Last month we had almost two full weeks of nearly non-stop rain; this naturally led to an explosion of weeds. Plus the construction crews have…not exactly had ‘keeping the yard tidy’ at the top of their priority list, either.

In short, it is an absolute nightmare out there right now.

A view of construction trash through the scaffolding, with weed riot.

Garden bed, now with bonus broken roofing tiles stacked on the sprinkler manifold.

You know what this strawberry bed needs? MORE ROOFING TILES! And also some PLYWOOD!

More weeds and debris…

Aaaaaaaaand, even MORE weeds and debris…

Perhaps we can just take it as-read that the ENTIRE yard is pretty much an enormous cesspool of weeds, machinery that REALLY should have been overwintered somewhere ELSE, masonry that NOBODY remembers putting “there” and yet “there” it is and so forth??

But, in among all the sedition, there were a few loyal subjects. Like the “dead” artichoke plant which suddenly exploded back to life.

If all goes well, we should have artichokes by Easter!

(Although to be more accurate, “the” artichoke plant actually is still dead – these are its children, about five of them, which grew up out of shoots that were just dormant during the drought and heat wave.)

There were some ‘forgotten’ carrots.

And a fair amount of spinach. Very sweet spinach, courtesy of the “light frost” weather.

And one absolutely gorgeous head of lettuce. (Seriously. Delicious.)

It took almost the entire weekend just to collect together the masonry and random wood planks and such from Everywhere, and stack it neatly in the future greenhouse masonry storage unit.

This is one (1) of the shelves. I filled four (4) of them altogether. We have a LOT of bricks, slabs, tiles, lumber of all sorts etc. Almost ALL of it from Freecycle, which is an AMAZING source of Such Things around here.

I cleaned up around the artichokes, dropped a Tree Gator Jr. around it even though right now there is so much moisture in the air that the soil is damp 24/7…and then ringed it with river rocks from all over the yard to further encourage water to stay put.

It seems happier now.

And then I got busy on that big old pile of fill-dirt and the just general trash all over the back 40 (yards).

This.
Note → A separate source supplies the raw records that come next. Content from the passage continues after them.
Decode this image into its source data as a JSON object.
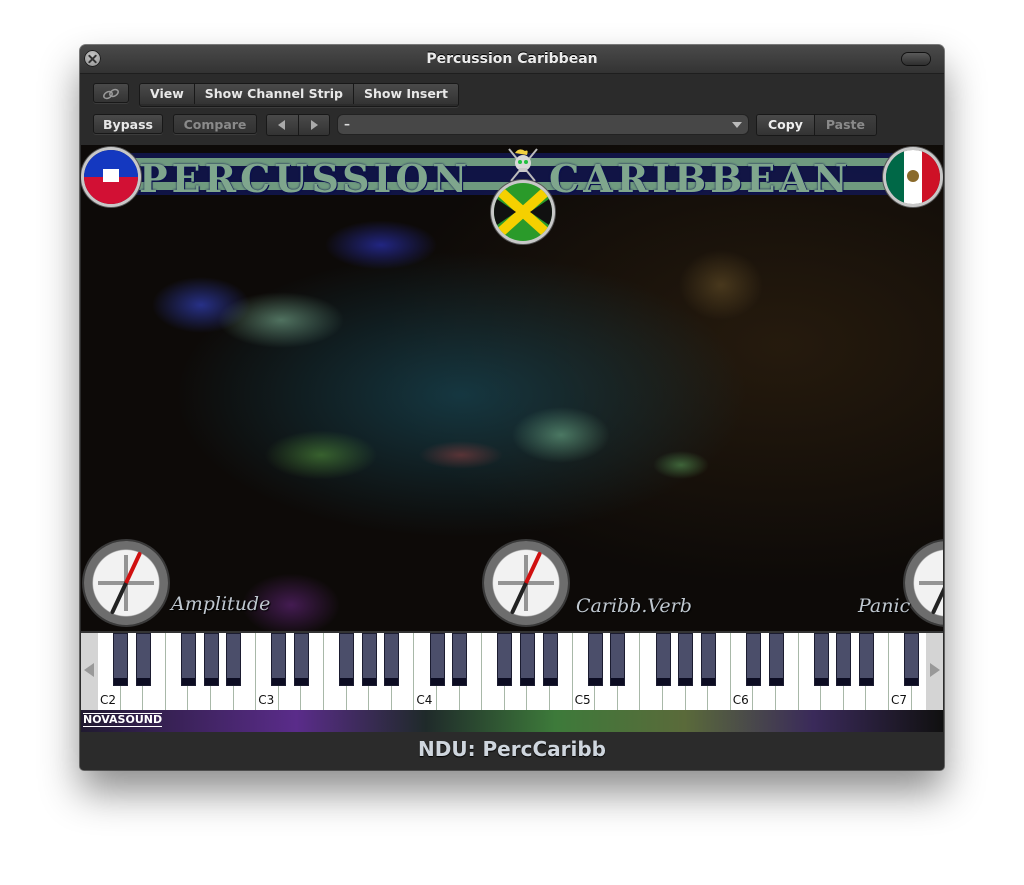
{
  "window": {
    "title": "Percussion Caribbean"
  },
  "toolbar": {
    "link_icon": "chain-link-icon",
    "view_label": "View",
    "show_channel_strip_label": "Show Channel Strip",
    "show_insert_label": "Show Insert",
    "bypass_label": "Bypass",
    "compare_label": "Compare",
    "prev_icon": "triangle-left-icon",
    "next_icon": "triangle-right-icon",
    "preset_value": "–",
    "copy_label": "Copy",
    "paste_label": "Paste"
  },
  "plugin": {
    "banner_left": "PERCUSSION",
    "banner_right": "CARIBBEAN",
    "flags": [
      "haiti",
      "jamaica",
      "mexico"
    ],
    "knobs": [
      {
        "label": "Amplitude"
      },
      {
        "label": "Caribb.Verb"
      },
      {
        "label": "Panic"
      }
    ],
    "keyboard": {
      "octave_labels": [
        "C2",
        "C3",
        "C4",
        "C5",
        "C6",
        "C7"
      ],
      "scroll_left_icon": "triangle-left-icon",
      "scroll_right_icon": "triangle-right-icon"
    },
    "brand": "NOVASOUND"
  },
  "footer": {
    "text": "NDU: PercCaribb"
  }
}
Took. FOREVER.

In related news, I overdid it a little bit last weekend.

And by “a little bit” I mean “rather a lot.”

And I paid for it for quite a few days last week. Man. It was like I had a fish hook caught in my calf or something; my foot started swelling up again, and trying to sleep was like hahahahahaha, good luck with that!

Meh.

So today when I got back out there to start building the new beds, and I got one lousy bed (mostly) done and then that muscle started going, “Twinge! Twinge! TWINGE!” while my back was going, “Twitch! Twitch-twitch! TWITCH-TWITCH-TWITCH!!” and shooting little electric shocks up and down my other leg, I abandoned my plan to build two beds today and contented myself with just the one.

Dropped some broccoli seed in there, covered it up with plastic to discourage cats and construction crews looking for places to dump their trash, and called it a day.

I have to admit, this is something that I struggle with – identifying the point at which ‘reasonable’ becomes ‘unreasonable,’ and where I should be stopping, and what the consequences of not finishing everything on my list exactly when I wanted to actually are.

I always feel as if not finishing “everything” means that epic disaster is going to befall; like the whole thing is now jinxed and I’m going to have to work twice as hard to catch up the next time I’m out there.

But I seldom actually stop and ask myself what happens if I don’t try to double-down on the effort next time – what happens if it simply takes twice as long to finish.

For some things, it is a bit of a disaster; not harvesting things when they’re ready tends to mean you end up with compost rather than food, not paying bills on time results in late fees, stuff like that.

…but still not, you know, end of life as we know it sorts of consequences.

Hopefully, I’ll be able to keep that in mind as we stroll leisurely toward the next main growing season, and find a lot more enjoyment out of the process than I’ve had the last couple seasons.